Türkiye’de milyonlarca çalışanı doğrudan ilgilendiren asgari ücret süreci yeniden başlıyor. 2026 yılında geçerli olacak ücret için Asgari Ücret Tespit Komisyonu, ilk toplantısını 12 Aralık Cuma günü gerçekleştirecek. Ancak toplantıya sayılı gün kala komisyonun yapısı ve temsil gücü üzerine tartışmalar alevlendi.
Türk-İş ve Hak-İş’in, mevcut yapının işçi kesimini yeterince temsil etmediği gerekçesiyle toplantılara katılmayacağını duyurması, sürecin daha ilk aşamada siyasetin ve kamuoyunun merceği altına girmesine neden oldu. Buna rağmen milyonlarca çalışan ve aileleri için gözler, komisyonun vereceği kararda.
Toplumun büyük çoğunluğu yüzde 50 zamda birleşti
Komisyonun toplanacağı haftaya girilirken, kamuoyunun talebi netleşti. Metropoll Araştırma’nın kasım ayı çalışması, asgari ücret konusunda toplumun siyasal çizgilerden bağımsız biçimde ortak bir beklentide buluştuğunu ortaya koydu. Ankete katılan yurttaşların yüzde 75’i, net asgari ücretin en az yüzde 50 artışla yaklaşık 33 bin 150 TL seviyesine çıkarılması gerektiğini düşünüyor.
Ekonomik koşullar, artan yaşam maliyetleri ve yüksek enflasyonun yarattığı baskı, geniş kesimleri aynı noktada buluşturmuş görünüyor. Konut, gıda, ulaşım ve enerji gibi temel harcama kalemlerinde yaşanan yükseliş, özellikle düşük gelir grubunun beklentilerini daha belirgin hâle getirdi.
Araştırmanın detayları: Katılımcıların yüzde 74,5’i zam oranını net belirtti
Metropoll’ün 28 ilde, tabakalı örnekleme yöntemiyle yaptığı çalışmada 15–21 Kasım 2025 tarihleri arasında 1.830 kişiile görüşüldü. “Asgari ücret en az ne kadar olmalıdır?” sorusuna verilen yanıtlar, ekonomik baskının toplumsal karşılığını açıkça gösteriyor.
Katılımcıların:
-
%74,5’i “%50 zam olmalı” dedi.
-
%4,3’ü yüzde 10 artışı destekledi.
-
%4,4’ü yüzde 20 zammı yeterli buldu.
-
%10,5’i, yıllık enflasyona denk gelen %33 artışı savundu.
-
%6,3’ü ise fikir belirtmedi.
Bu tablo, ekonomik beklentilerin toplum genelinde belirgin biçimde yükseldiğini gösterirken, “en az yüzde 50 artış” fikrinin geniş kabul gördüğünü ortaya koyuyor.
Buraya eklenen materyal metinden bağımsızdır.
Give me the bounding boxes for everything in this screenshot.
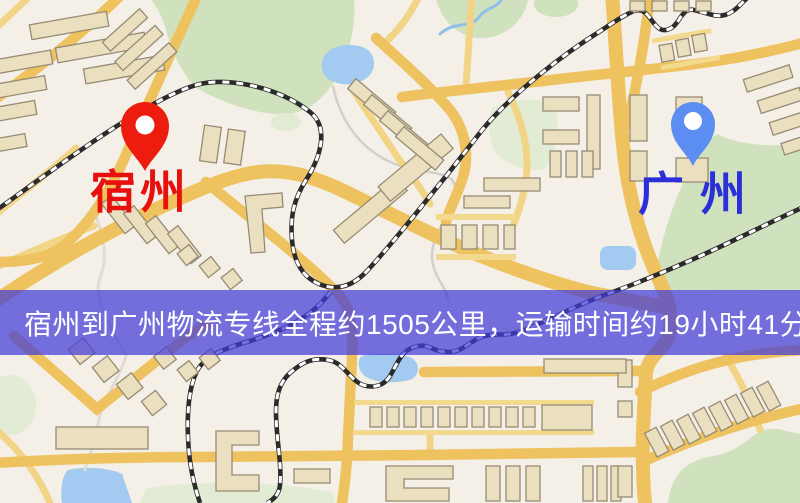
destination-pin-hole xyxy=(684,112,702,130)
map-view: 宿州 广州 宿州到广州物流专线全程约1505公里，运输时间约19小时41分钟. xyxy=(0,0,800,503)
origin-pin-hole xyxy=(136,116,155,135)
route-info-text: 宿州到广州物流专线全程约1505公里，运输时间约19小时41分钟. xyxy=(0,303,800,343)
street-map[interactable] xyxy=(0,0,800,503)
route-info-banner: 宿州到广州物流专线全程约1505公里，运输时间约19小时41分钟. xyxy=(0,290,800,355)
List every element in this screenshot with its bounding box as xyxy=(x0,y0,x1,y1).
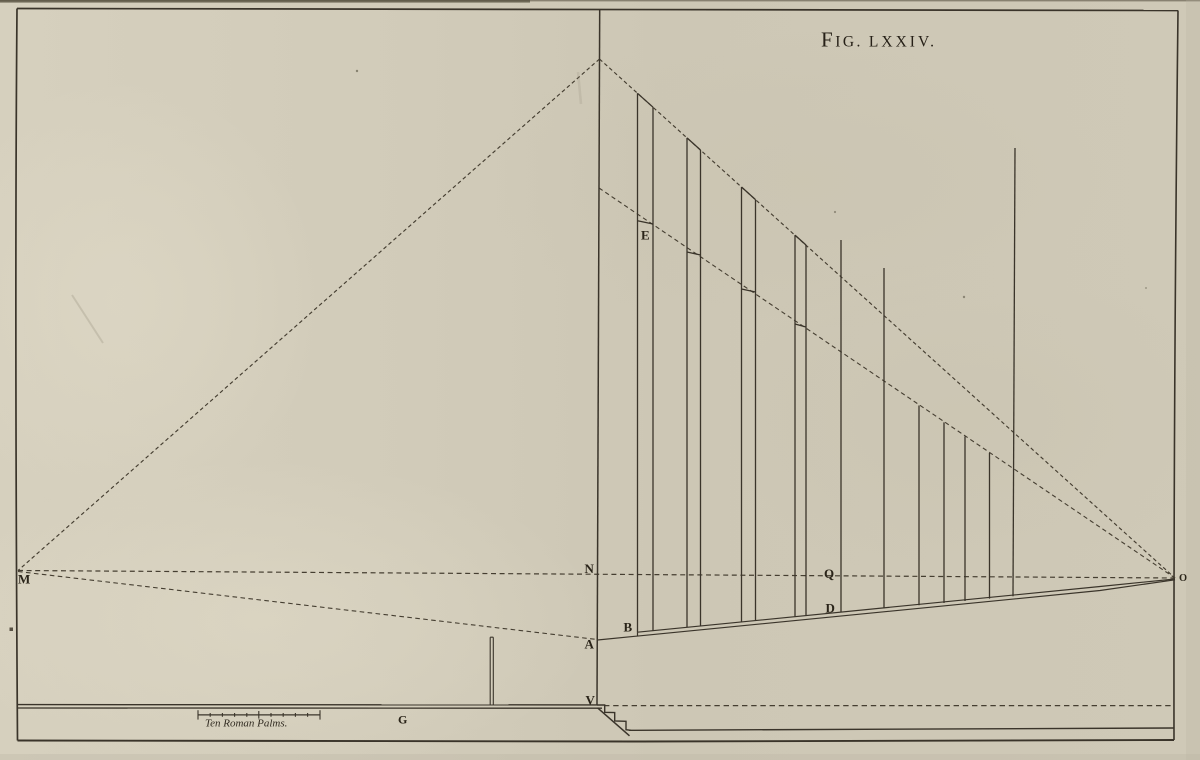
svg-text:E: E xyxy=(641,228,650,243)
svg-text:O: O xyxy=(1179,573,1187,584)
svg-text:D: D xyxy=(826,601,835,616)
svg-text:Ten Roman Palms.: Ten Roman Palms. xyxy=(205,717,287,729)
svg-text:G: G xyxy=(398,713,407,727)
svg-text:A: A xyxy=(585,637,595,652)
svg-text:Q: Q xyxy=(824,566,834,581)
svg-text:M: M xyxy=(18,572,30,587)
svg-text:V: V xyxy=(586,693,596,708)
svg-text:N: N xyxy=(585,561,595,576)
svg-text:B: B xyxy=(624,620,633,635)
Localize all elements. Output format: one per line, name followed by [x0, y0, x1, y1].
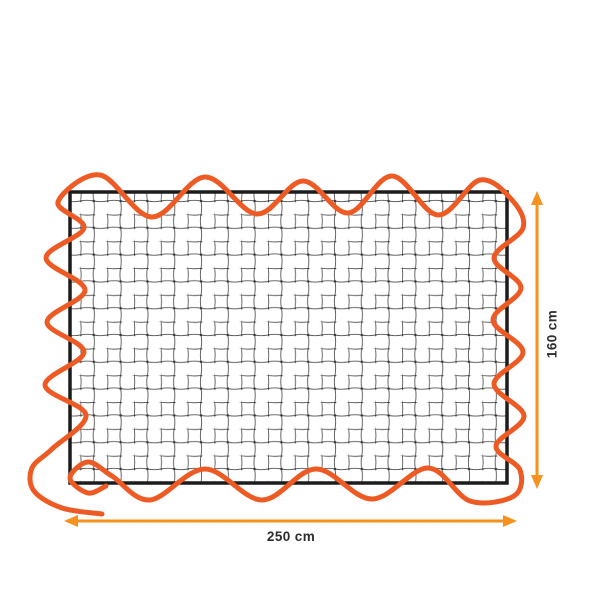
arrow-down-head-icon: [531, 475, 543, 489]
height-dimension-label: 160 cm: [545, 310, 560, 358]
height-dimension-arrow: [531, 191, 543, 489]
width-dimension-label: 250 cm: [75, 529, 507, 544]
arrow-right-head-icon: [503, 515, 517, 527]
arrow-left-head-icon: [64, 515, 78, 527]
cargo-net-product-diagram: 250 cm 160 cm: [0, 0, 600, 600]
net-illustration: [0, 0, 600, 600]
width-dimension-arrow: [64, 515, 517, 527]
arrow-up-head-icon: [531, 191, 543, 205]
net-mesh: [71, 193, 506, 482]
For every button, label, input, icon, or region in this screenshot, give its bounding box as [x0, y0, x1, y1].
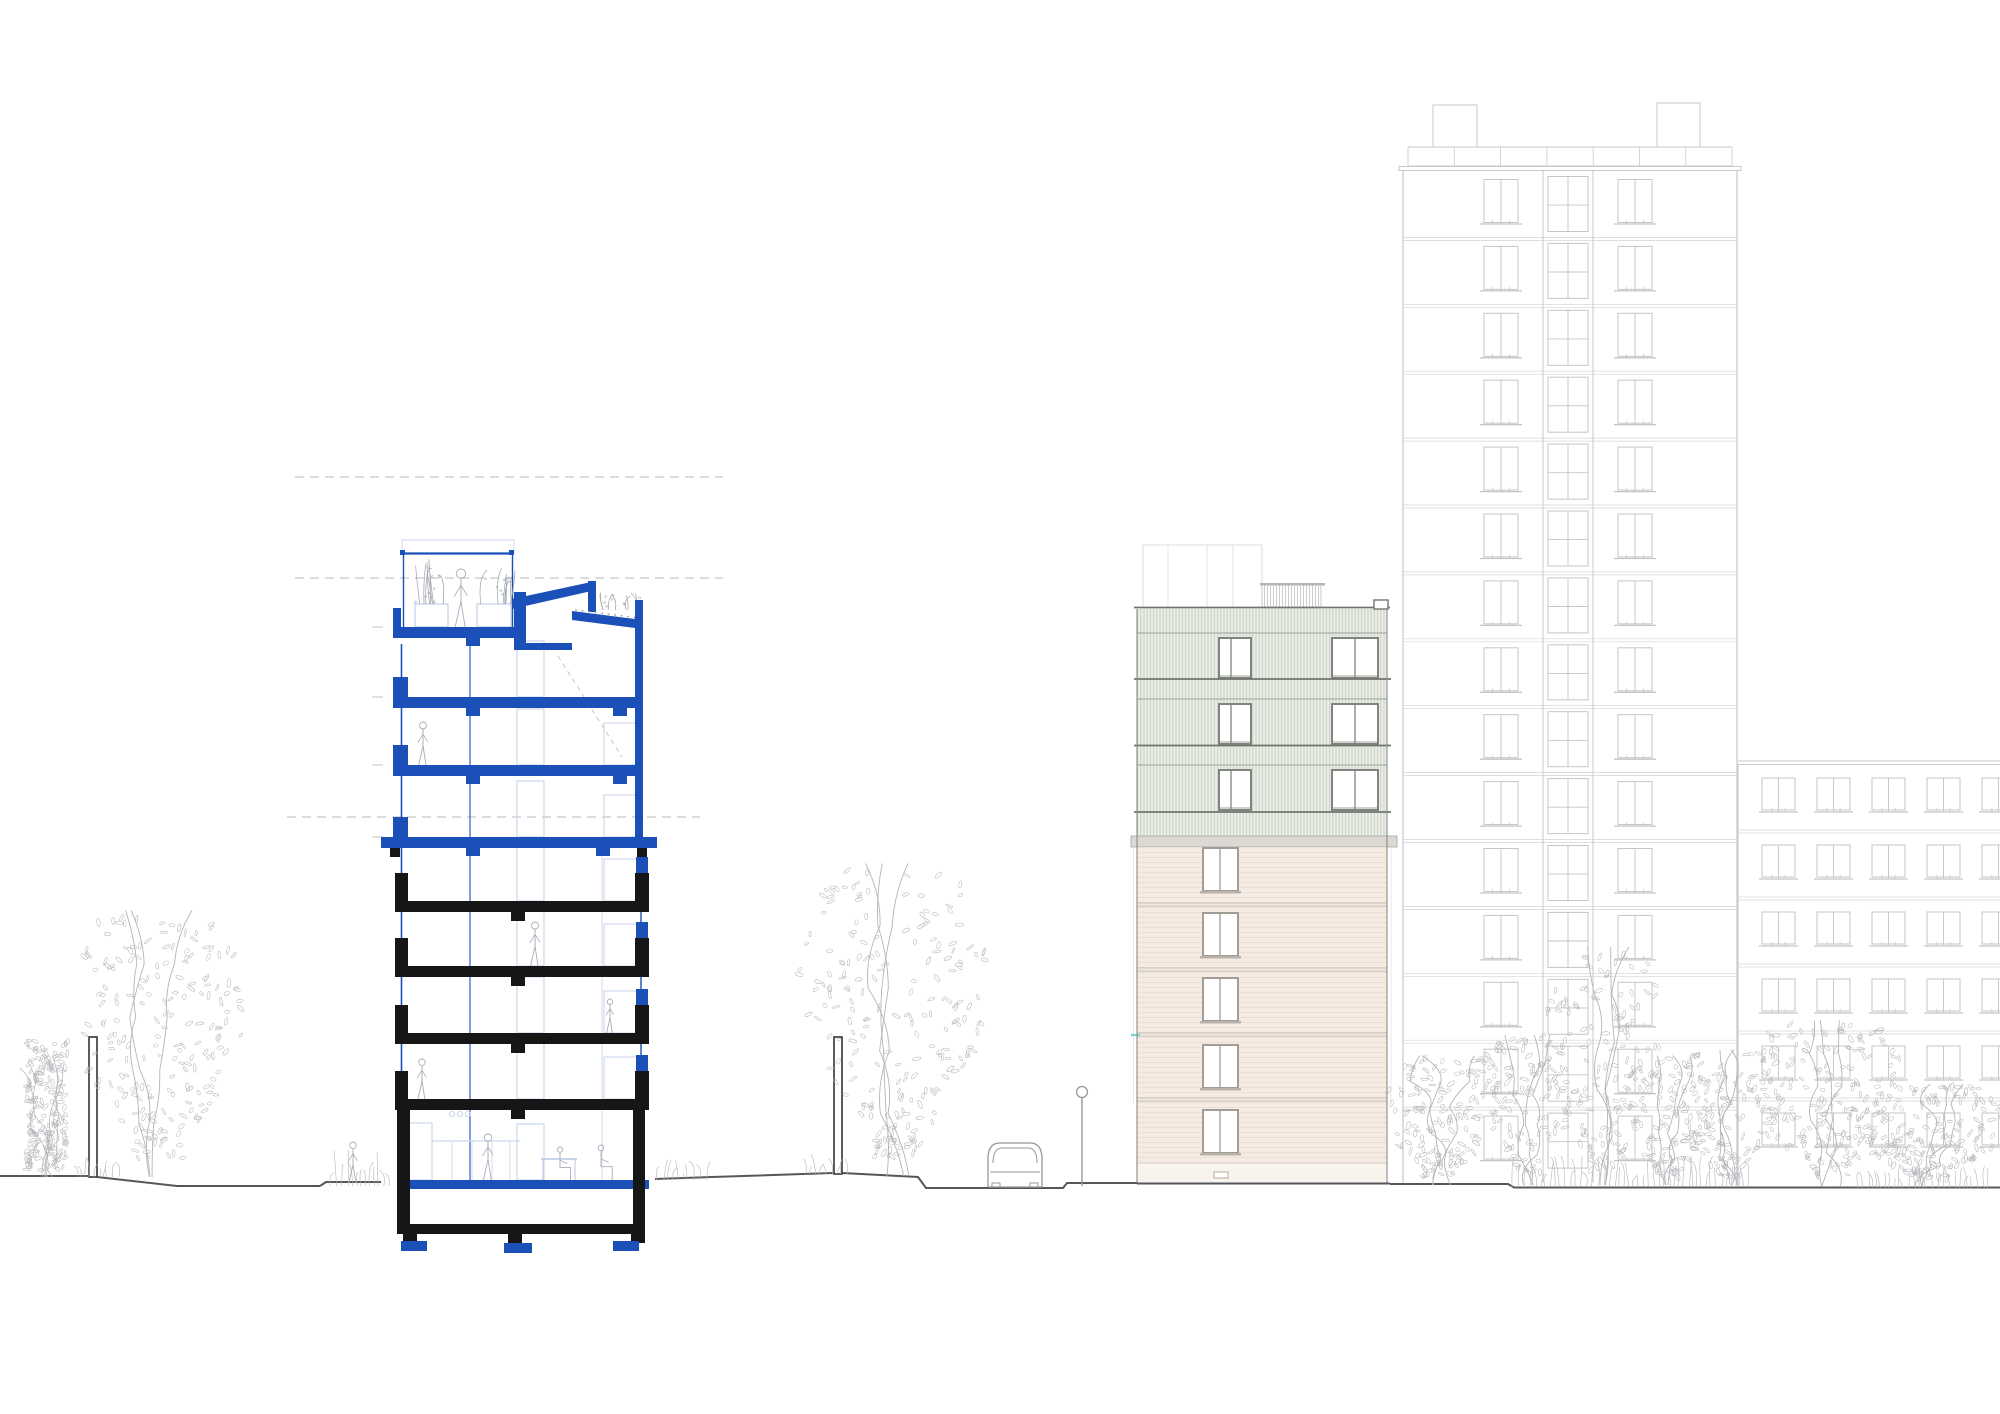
drawing-canvas — [0, 0, 2000, 1414]
background — [0, 0, 2000, 1414]
architectural-drawing — [0, 0, 2000, 1414]
extension-building-elevation — [1131, 545, 1397, 1183]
Parti seçmenleri arasında da güçlü bir uzlaşı oluştu
Araştırmanın dikkat çeken bir diğer sonucu, siyasal aidiyetin asgari ücret beklentisini neredeyse hiç etkilememesi oldu. Verilere göre; farklı partilere oy veren seçmenlerin büyük kısmı, asgari ücretin %50 zamlanması gerektiğini düşünüyor.
Partilere göre yüzde 50 artış talebi şöyle:
-
AKP seçmeni: %66,2
-
CHP seçmeni: %85,3
-
MHP seçmeni: %68,6
-
İYİ Parti seçmeni: %77
-
DEM Parti seçmeni: %82,4
Bu oranlar, ekonomik gerçekliklerin siyasi kutuplaşmanın önüne geçtiğini ve tüm seçmen gruplarının benzer zorlukları paylaştığını gösteriyor.
Enflasyon oranında zam isteyenlerin oranı düşük kaldı
Ankette, asgari ücretin yalnızca enflasyon oranında artırılması gerektiğini düşünenlerin sayısı ise oldukça düşük. Genel tabloda yüzde 10,5 olarak görünen bu beklenti, parti tabanlarına göre şöyle dağılıyor:
-
AKP seçmeni: %16,4
-
CHP seçmeni: %4,3
-
MHP seçmeni: %10,5
-
İYİ Parti seçmeni: %7,4
-
DEM Parti seçmeni: %4,6
-
Diğer parti seçmenleri: %4,5
Bu veriler, yaşam maliyetlerinin sıradan bir enflasyon artışıyla karşılanamayacağına dair yaygın bir kanaat bulunduğunu gösteriyor. Toplumun geniş bir kesimi, mevcut koşulların çok daha yüksek bir zam oranını zorunlu kıldığını düşünüyor.